Terceiro, é uma invasão terrestre completa do Líbano – o cenário mais extremo – com o objetivo de destruir as capacidades do Hezbollah. Atualmente, esse cenário continua altamente improvável devido ao seu perfil de risco extremamente alto – e dado que o objetivo de curto prazo de Tel Aviv não é destruir o Hezbollah, mas sim alterar os desafios de segurança em sua fronteira com o Líbano.

Atacar onde?

Espera-se que um ataque terrestre israelense – limitado ou expansivo – se concentre em áreas geográficas específicas no Líbano, principalmente no sul, onde Tel Aviv quer sua zona de amortecimento livre do Hezbollah, ou a região de Bekaa que flanqueia a fronteira com a Síria. Israel prevê um cenário semelhante ao status quo no sul do Líbano na década de 1990, no qual manteve uma zona de segurança para limitar o acesso do Hezbollah à fronteira – antes de ser expurgado por comandos da resistência em 2000.

Por outro lado, uma ação terrestre israelense limitada no Bekaa seria impactar e apertar as rotas logísticas e de fornecimento de armas do Hezbollah da Síria, seja cortando rotas terrestres entre o Líbano e a Síria ou cortando linhas de fornecimento entre o Bekaa e o sul. O trabalho de base lá será uma continuação dos ataques aéreos israelenses no Bekaa, que tiveram como alvo quatro principais travessias de fronteira com a Síria – Al-Arrayedh, Mutariba, Saleh e Qabsh.

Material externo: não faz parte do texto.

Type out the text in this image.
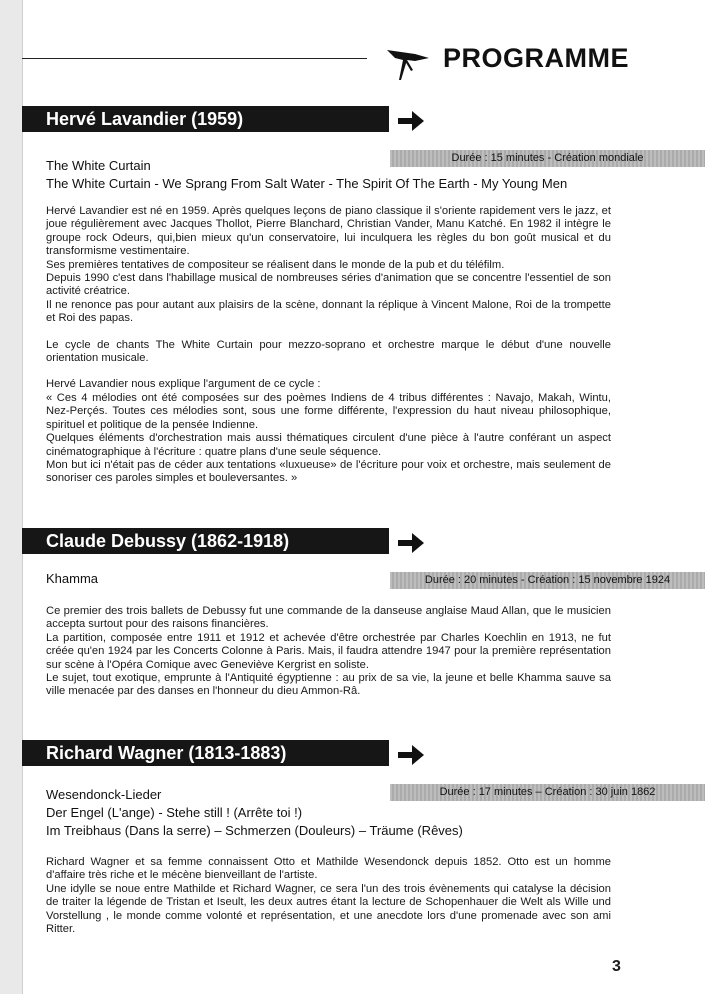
PROGRAMME
Hervé Lavandier (1959)
Durée : 15 minutes - Création mondiale
The White Curtain
The White Curtain - We Sprang From Salt Water - The Spirit Of The Earth - My Young Men

Hervé Lavandier est né en 1959. Après quelques leçons de piano classique il s'oriente rapidement vers le jazz, et joue régulièrement avec Jacques Thollot, Pierre Blanchard, Christian Vander, Manu Katché. En 1982 il intègre le groupe rock Odeurs, qui,bien mieux qu'un conservatoire, lui inculquera les règles du bon goût musical et du transformisme vestimentaire.

Ses premières tentatives de compositeur se réalisent dans le monde de la pub et du téléfilm.

Depuis 1990 c'est dans l'habillage musical de nombreuses séries d'animation que se concentre l'essentiel de son activité créatrice.

Il ne renonce pas pour autant aux plaisirs de la scène, donnant la réplique à Vincent Malone, Roi de la trompette et Roi des papas.

Le cycle de chants The White Curtain pour mezzo-soprano et orchestre marque le début d'une nouvelle orientation musicale.

Hervé Lavandier nous explique l'argument de ce cycle :

« Ces 4 mélodies ont été composées sur des poèmes Indiens de 4 tribus différentes : Navajo, Makah, Wintu, Nez-Perçés. Toutes ces mélodies sont, sous une forme différente, l'expression du haut niveau philosophique, spirituel et politique de la pensée Indienne.

Quelques éléments d'orchestration mais aussi thématiques circulent d'une pièce à l'autre conférant un aspect cinématographique à l'écriture : quatre plans d'une seule séquence.

Mon but ici n'était pas de céder aux tentations «luxueuse» de l'écriture pour voix et orchestre, mais seulement de sonoriser ces paroles simples et bouleversantes. »

Claude Debussy (1862-1918)
Khamma	Durée : 20 minutes - Création : 15 novembre 1924

Ce premier des trois ballets de Debussy fut une commande de la danseuse anglaise Maud Allan, que le musicien accepta surtout pour des raisons financières.

La partition, composée entre 1911 et 1912 et achevée d'être orchestrée par Charles Koechlin en 1913, ne fut créée qu'en 1924 par les Concerts Colonne à Paris. Mais, il faudra attendre 1947 pour la première représentation sur scène à l'Opéra Comique avec Geneviève Kergrist en soliste.

Le sujet, tout exotique, emprunte à l'Antiquité égyptienne : au prix de sa vie, la jeune et belle Khamma sauve sa ville menacée par des danses en l'honneur du dieu Ammon-Râ.

Richard Wagner (1813-1883)
Durée : 17 minutes – Création : 30 juin 1862
Wesendonck-Lieder
Der Engel (L'ange) - Stehe still ! (Arrête toi !)
Im Treibhaus (Dans la serre) – Schmerzen (Douleurs) – Träume (Rêves)

Richard Wagner et sa femme connaissent Otto et Mathilde Wesendonck depuis 1852. Otto est un homme d'affaire très riche et le mécène bienveillant de l'artiste.

Une idylle se noue entre Mathilde et Richard Wagner, ce sera l'un des trois évènements qui catalyse la décision de traiter la légende de Tristan et Iseult, les deux autres étant la lecture de Schopenhauer die Welt als Wille und Vorstellung , le monde comme volonté et représentation, et une anecdote lors d'une promenade avec son ami Ritter.

3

A maioria dos analistas ocidentais não está otimista sobre o sucesso do exército israelense em executar operações terrestres no Líbano, dadas as capacidades aprimoradas e sofisticadas do Hezbollah para confrontar tal ação. Em um artigo do Washington Post , o escritor Max Boot diz que essa opção selvagem “seria outro atoleiro para Israel”. Da perspectiva de Tel Aviv, o melhor cenário seria que sua campanha aérea tivesse sucesso em deter a frente de apoio libanesa para Gaza e permitisse que os colonos israelenses deslocados retornassem para suas casas no norte de Israel. 

Mas sem nenhuma resolução iminente de seu conflito com o Líbano provável – dada a recusa de Netanyahu em considerar um cessar-fogo no norte, muito menos em Gaza – a possibilidade de uma ação terrestre israelense no Líbano aumenta, apesar dos riscos extraordinários para o exército de ocupação. De sua recente história de batalha com a resistência do Líbano, na qual Israel perdeu prestígio, Tel Aviv sabe bem que sua superioridade aérea é igualada apenas pela vantagem terrestre do Hezbollah.